In einer anderen Variante heisst es, dass Lilith stolz und erhobenen Hauptes gegangen sei. Die Lilith-Energie wirkte während des Matriachats über 5000 Jahre, indem die ganze Natur weiblich-schöpferisch gedacht wurde. Das vorherrschende Bild war damals die Grosse Göttin. Dann kam die Ablösung durch das Patriachat, dass ebenso für ca 5000 vorherrschte. In dieser Zeit wechselte auch das Gottesbild, das nun von männlichen Göttern dominiert wurde.

Heute stehen wir an einem ganz anderen Punkt in der Evolution der Menschheit. Denn heute ist die Lilith-Energie unübersehbar wieder da! Sie ist nach ihrer 5000-jährigen Verbannung jetzt wieder mitten unter uns. Und unsere Erfahrungen aus Matriachat und Patriachat kommen jetzt zusammen, damit etwas ganz Neues entstehen kann.

In dem Zusammenhang ist zu erkennen, dass alle Randgruppen, alle Unterdrückten, alle bisher Verbannten, Ignorierten und alle von der domestizierten Gesellschaft "Ausgestossenen" sich nun immer stärker zu Wort melden UND ihren rechtmässigen Platz wieder einnehmen.

Denn Lilith steht symbolisch für all diese nicht Integrierten, gilt unterdessen als Ikone der alleinerziehenden Mütter und ist die Schutzpatronin aller Schwulen und Lesben. Sogar das Weisse Haus setzte am 19.08.2015 ein kraftvolles Lilith-Integrationszeichen dadurch, dass sie die erste offen transsexuelle Beamtin als Mitarbeiterin eingestellt hat.

"Die US-Regierung sieht in Raffi Freedman-Gurspans Einstellung einen symbolischen Schritt zur Gleichstellung. Ihr Einsatz für die Verbesserung des Lebens von transsexuellen Amerikanern, besonders farbiger und armer Transsexueller, spiegelt die Werteauffassung der Regierung wider."

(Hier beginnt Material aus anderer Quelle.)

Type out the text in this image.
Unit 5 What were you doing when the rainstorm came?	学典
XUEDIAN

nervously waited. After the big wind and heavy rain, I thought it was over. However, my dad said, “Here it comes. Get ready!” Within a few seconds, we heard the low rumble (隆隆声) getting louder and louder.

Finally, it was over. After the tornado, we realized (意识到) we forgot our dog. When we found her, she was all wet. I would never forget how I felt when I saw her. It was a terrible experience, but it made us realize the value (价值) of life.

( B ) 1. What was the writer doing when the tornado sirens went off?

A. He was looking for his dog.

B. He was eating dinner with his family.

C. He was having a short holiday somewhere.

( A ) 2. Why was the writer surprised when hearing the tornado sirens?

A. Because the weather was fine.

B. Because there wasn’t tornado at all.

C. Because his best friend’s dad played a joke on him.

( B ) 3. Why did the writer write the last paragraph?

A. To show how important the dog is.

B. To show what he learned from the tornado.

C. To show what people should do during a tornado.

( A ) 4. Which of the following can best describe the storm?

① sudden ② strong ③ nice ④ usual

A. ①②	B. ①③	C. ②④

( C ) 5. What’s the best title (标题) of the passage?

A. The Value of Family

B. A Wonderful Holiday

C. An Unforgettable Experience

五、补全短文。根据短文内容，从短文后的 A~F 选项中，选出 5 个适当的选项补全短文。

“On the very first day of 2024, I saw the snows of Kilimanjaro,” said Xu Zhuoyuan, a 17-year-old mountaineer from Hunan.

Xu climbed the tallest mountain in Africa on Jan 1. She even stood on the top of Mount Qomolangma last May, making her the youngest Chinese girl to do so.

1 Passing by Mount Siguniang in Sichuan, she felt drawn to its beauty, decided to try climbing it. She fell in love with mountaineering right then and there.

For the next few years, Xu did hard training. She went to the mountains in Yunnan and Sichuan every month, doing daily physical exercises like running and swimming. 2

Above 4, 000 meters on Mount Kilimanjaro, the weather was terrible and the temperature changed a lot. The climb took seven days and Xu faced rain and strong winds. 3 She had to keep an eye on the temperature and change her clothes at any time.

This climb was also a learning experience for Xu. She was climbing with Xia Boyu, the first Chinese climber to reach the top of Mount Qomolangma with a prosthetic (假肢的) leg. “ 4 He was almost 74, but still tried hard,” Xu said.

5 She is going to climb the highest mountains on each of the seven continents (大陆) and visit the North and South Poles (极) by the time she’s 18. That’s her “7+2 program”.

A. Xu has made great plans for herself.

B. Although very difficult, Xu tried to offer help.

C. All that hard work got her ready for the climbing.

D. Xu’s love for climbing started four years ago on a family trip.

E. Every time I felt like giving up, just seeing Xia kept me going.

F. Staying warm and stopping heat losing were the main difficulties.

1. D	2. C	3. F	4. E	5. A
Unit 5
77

Und jetzt setzt die Lilith-Energie im Filmbusiness an. Wunderbar! Genau jetzt Ende Januar 2016 zum geschichtsträchtigen ersten kosmischen Jahreshöhepunkt nimmt Lilith (die Ignorierten) am Sternenhimmel eine markante Position ein. Sie befindet sich derzeit im Waage-Zeichen (Beziehungen) gegenüber von Uranus (Freiheit) im Widder-Zeichen (Aufbruch) und auch noch im Spannungsfeld von Pluto (Transformation) in Steinbock (Verantwortung).

Die wachsende Kritik und die erheblichen Proteste seitens der bisher Ignorierten haben sich gelohnt und zeigen jetzt nachhaltige Wirkung! Lilith ist wieder mitten unter uns. So kann das Ruder historisch gewendet wenden. Gut so!

Sieht aus, als ob Lilith Oscar ganz gut tut! Und wir als Menschheit sind wieder einen Schritt weiter auf der Evolutionsspur.